Une nouvelle étude représentative met en évidence un écart marqué entre l’usage des outils d’intelligence artificielle et la confiance accordée à leur utilisation par les médias et la publicité. Une personne interrogée sur deux recourt à des outils d’IA au moins une fois par semaine, tout en nourrissant un scepticisme prononcé à l’égard de leur usage dans le journalisme. C’est ce que révèle une récente enquête d’ARD Media. Les résultats sont tout aussi pertinents pour les professionnels des médias que pour les responsables de la communication : c’est la transparence et le contrôle humain qui déterminent si le recours à l’IA est accepté ou non. Pour les marques, le constat est particulièrement délicat : l’IA peut être perçue positivement comme un signal d’innovation, tout en minant la crédibilité et l’intention d’achat.

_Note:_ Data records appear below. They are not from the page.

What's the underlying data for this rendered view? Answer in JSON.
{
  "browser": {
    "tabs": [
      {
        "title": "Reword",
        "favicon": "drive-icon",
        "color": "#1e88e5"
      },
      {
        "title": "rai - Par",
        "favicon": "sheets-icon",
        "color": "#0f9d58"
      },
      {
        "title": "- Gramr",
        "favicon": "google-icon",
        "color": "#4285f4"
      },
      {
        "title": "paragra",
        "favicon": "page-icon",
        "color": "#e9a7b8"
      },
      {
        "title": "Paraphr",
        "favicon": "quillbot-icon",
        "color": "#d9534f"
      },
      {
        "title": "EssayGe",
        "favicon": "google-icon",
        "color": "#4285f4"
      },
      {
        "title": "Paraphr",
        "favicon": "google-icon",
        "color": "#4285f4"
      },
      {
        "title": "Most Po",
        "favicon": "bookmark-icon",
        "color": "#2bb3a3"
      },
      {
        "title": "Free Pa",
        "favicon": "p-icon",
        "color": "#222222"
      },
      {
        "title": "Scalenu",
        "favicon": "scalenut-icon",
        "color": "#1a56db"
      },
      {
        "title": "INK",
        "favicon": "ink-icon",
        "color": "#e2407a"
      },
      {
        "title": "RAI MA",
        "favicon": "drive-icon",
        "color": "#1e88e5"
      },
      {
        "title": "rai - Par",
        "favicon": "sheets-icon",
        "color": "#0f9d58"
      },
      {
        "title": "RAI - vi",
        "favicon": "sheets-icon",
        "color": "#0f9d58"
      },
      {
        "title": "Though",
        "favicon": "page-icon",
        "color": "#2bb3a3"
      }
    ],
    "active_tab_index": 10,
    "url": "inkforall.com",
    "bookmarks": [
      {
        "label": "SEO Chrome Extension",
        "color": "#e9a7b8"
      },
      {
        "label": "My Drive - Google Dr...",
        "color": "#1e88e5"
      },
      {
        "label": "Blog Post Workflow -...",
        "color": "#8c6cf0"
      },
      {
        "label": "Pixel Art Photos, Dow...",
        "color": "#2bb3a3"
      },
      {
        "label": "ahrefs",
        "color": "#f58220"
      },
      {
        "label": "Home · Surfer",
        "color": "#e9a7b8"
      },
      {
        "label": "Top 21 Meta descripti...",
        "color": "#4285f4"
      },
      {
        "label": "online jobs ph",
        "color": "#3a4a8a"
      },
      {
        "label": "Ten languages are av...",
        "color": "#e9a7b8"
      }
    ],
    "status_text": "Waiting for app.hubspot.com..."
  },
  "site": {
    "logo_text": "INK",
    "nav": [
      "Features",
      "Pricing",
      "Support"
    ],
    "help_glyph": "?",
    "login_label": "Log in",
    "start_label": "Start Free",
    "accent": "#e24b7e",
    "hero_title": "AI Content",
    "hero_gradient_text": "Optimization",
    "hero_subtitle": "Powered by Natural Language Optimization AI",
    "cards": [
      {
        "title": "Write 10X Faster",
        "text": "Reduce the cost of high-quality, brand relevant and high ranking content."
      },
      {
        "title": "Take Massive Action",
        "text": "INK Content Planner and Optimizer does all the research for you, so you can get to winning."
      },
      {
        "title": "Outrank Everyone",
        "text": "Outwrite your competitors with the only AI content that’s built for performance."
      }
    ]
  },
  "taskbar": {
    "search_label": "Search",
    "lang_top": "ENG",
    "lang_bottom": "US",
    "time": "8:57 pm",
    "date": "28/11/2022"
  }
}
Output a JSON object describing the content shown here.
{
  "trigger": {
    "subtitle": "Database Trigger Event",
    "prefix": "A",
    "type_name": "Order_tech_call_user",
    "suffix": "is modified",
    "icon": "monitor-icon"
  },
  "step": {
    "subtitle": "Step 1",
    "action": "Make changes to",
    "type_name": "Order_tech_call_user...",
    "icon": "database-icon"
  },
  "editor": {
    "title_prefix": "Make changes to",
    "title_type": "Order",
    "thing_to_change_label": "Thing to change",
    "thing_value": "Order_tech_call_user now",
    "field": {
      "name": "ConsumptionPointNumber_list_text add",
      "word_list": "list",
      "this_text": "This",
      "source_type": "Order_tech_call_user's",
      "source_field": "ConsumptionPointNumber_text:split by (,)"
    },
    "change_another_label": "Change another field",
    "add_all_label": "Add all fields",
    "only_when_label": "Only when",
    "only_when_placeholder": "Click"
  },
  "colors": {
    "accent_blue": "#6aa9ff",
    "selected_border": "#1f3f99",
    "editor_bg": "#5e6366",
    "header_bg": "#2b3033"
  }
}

Pour cette étude, l’institut de recherche ifak a interrogé en avril 2026, via des entretiens en ligne, 1 063 personnes germanophones âgées de 16 à 69 ans. Les résultats révèlent un déficit de compétences marqué : 52 % des personnes interrogées utilisent des outils d’IA au moins une fois par semaine, mais seules 44 % déclarent bien connaître le sujet. Les jeunes et les personnes plus diplômées se montrent plus à l’aise, tandis que les segments plus âgés restent nettement plus réservés. Les attitudes de fond demeurent partagées : une courte majorité de 51 % voit davantage d’avantages que d’inconvénients, mais environ la moitié formule des réserves concrètes.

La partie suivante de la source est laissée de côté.